Linda, the most notable difference between a Coverdell ESA and a 529 plan is the contribution limit.
Coverdells have a cap of $2,000 per beneficiary per year from all sources (which has been discussed in Congress to be reduced back down to $500, but so far stays at $2,000) of contributions and they have an income phaseout for incomes between $190,000 and $220,000 (joint filers) or $95,000 and $110,000 (single). This means your ability to contribute decreases within that range and phases out completely (meaning you cannot contribute) after you hit the high number in the range. 529 Plans set their own limits, but many have a maximum of over $300,000 per beneficiary without any income restrictions. Coverdells often offer lower account fees and broader investment options; however, with the lower contribution level, if your intended savings amount is higher than the limit, then you will have to find an alternative means to save. There is nothing wrong with multiple solutions (as I mention later), but I wanted to be sure to call that out if managing multiple accounts is not appealing.
Another difference is the time restriction of the Coverdell versus the 529. Coverdell funds must be used before a beneficiary reaches age 30, and contributions halt at age 18. Of course, you can transfer the account to a different beneficiary within the family if you do not expect the funds to be used by the first beneficiary. 529 Plans do not carry these restrictions unless the specific plan states a limit.
Keep in mind that you do not have to take advantage of any of the college savings vehicles to pay for college -- or use them exclusively. Many people choose to invest in a regular brokerage account, paying capital gains on the sale of assets when it is time to pay for college. This route opens up the potential use of the funds (rather than limiting it to education and the rules of the education accounts) and gives ultimate flexibility in investment choices. What I find for my clients is often a mix of education savings vehicles (either Coverdell or 529Plans depending on the contribution amount they expect to make) and regular investment accounts are the right solution.

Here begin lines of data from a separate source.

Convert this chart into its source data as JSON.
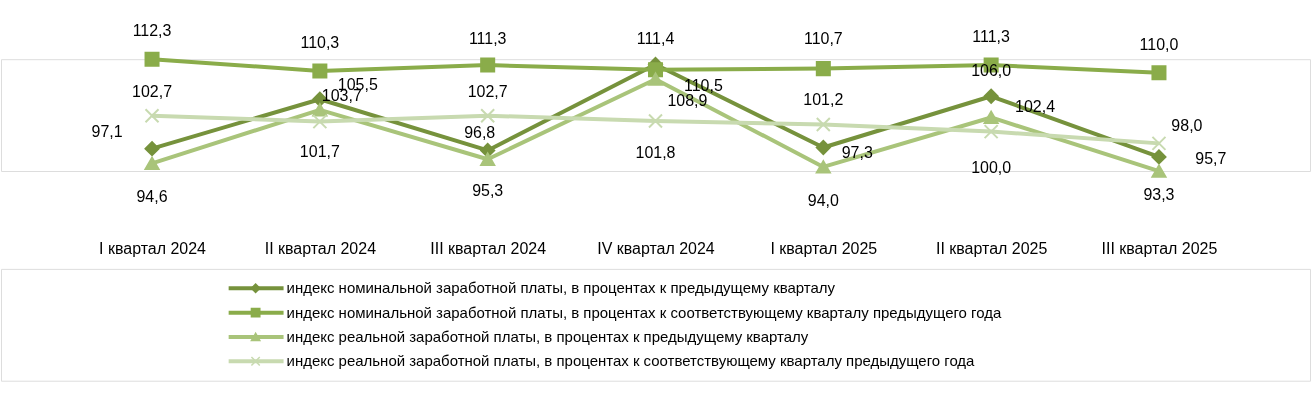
{
  "chart_data": {
    "type": "line",
    "categories": [
      "I квартал 2024",
      "II квартал 2024",
      "III квартал 2024",
      "IV квартал 2024",
      "I квартал 2025",
      "II квартал 2025",
      "III квартал 2025"
    ],
    "series": [
      {
        "name": "индекс номинальной заработной платы, в процентах к предыдущему кварталу",
        "color": "#76923c",
        "marker": "diamond",
        "values": [
          97.1,
          105.5,
          96.8,
          111.4,
          97.3,
          106.0,
          95.7
        ],
        "value_labels": [
          "97,1",
          "105,5",
          "96,8",
          "111,4",
          "97,3",
          "106,0",
          "95,7"
        ]
      },
      {
        "name": "индекс номинальной заработной платы, в процентах к соответствующему кварталу предыдущего года",
        "color": "#8aac4a",
        "marker": "square",
        "values": [
          112.3,
          110.3,
          111.3,
          110.5,
          110.7,
          111.3,
          110.0
        ],
        "value_labels": [
          "112,3",
          "110,3",
          "111,3",
          "110,5",
          "110,7",
          "111,3",
          "110,0"
        ]
      },
      {
        "name": "индекс реальной заработной платы, в процентах к предыдущему кварталу",
        "color": "#a9c47a",
        "marker": "triangle",
        "values": [
          94.6,
          103.7,
          95.3,
          108.9,
          94.0,
          102.4,
          93.3
        ],
        "value_labels": [
          "94,6",
          "103,7",
          "95,3",
          "108,9",
          "94,0",
          "102,4",
          "93,3"
        ]
      },
      {
        "name": "индекс реальной заработной платы, в процентах к соответствующему кварталу предыдущего года",
        "color": "#c8dab0",
        "marker": "cross",
        "values": [
          102.7,
          101.7,
          102.7,
          101.8,
          101.2,
          100.0,
          98.0
        ],
        "value_labels": [
          "102,7",
          "101,7",
          "102,7",
          "101,8",
          "101,2",
          "100,0",
          "98,0"
        ]
      }
    ],
    "legend": "bottom",
    "grid": false,
    "line_style": "solid"
  }
}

One final note: Make sure you are saving for your retirement to the degree that you need to to reach your savings goal. Often times, I see parents putting aside for their children's education without contributing or minimally contributing to their retirement accounts. While you may feel you'd rather give to your child, too often I see children who end up feeling the financial strain later when they have to support their parents in retirement right when they are embarking on their own future.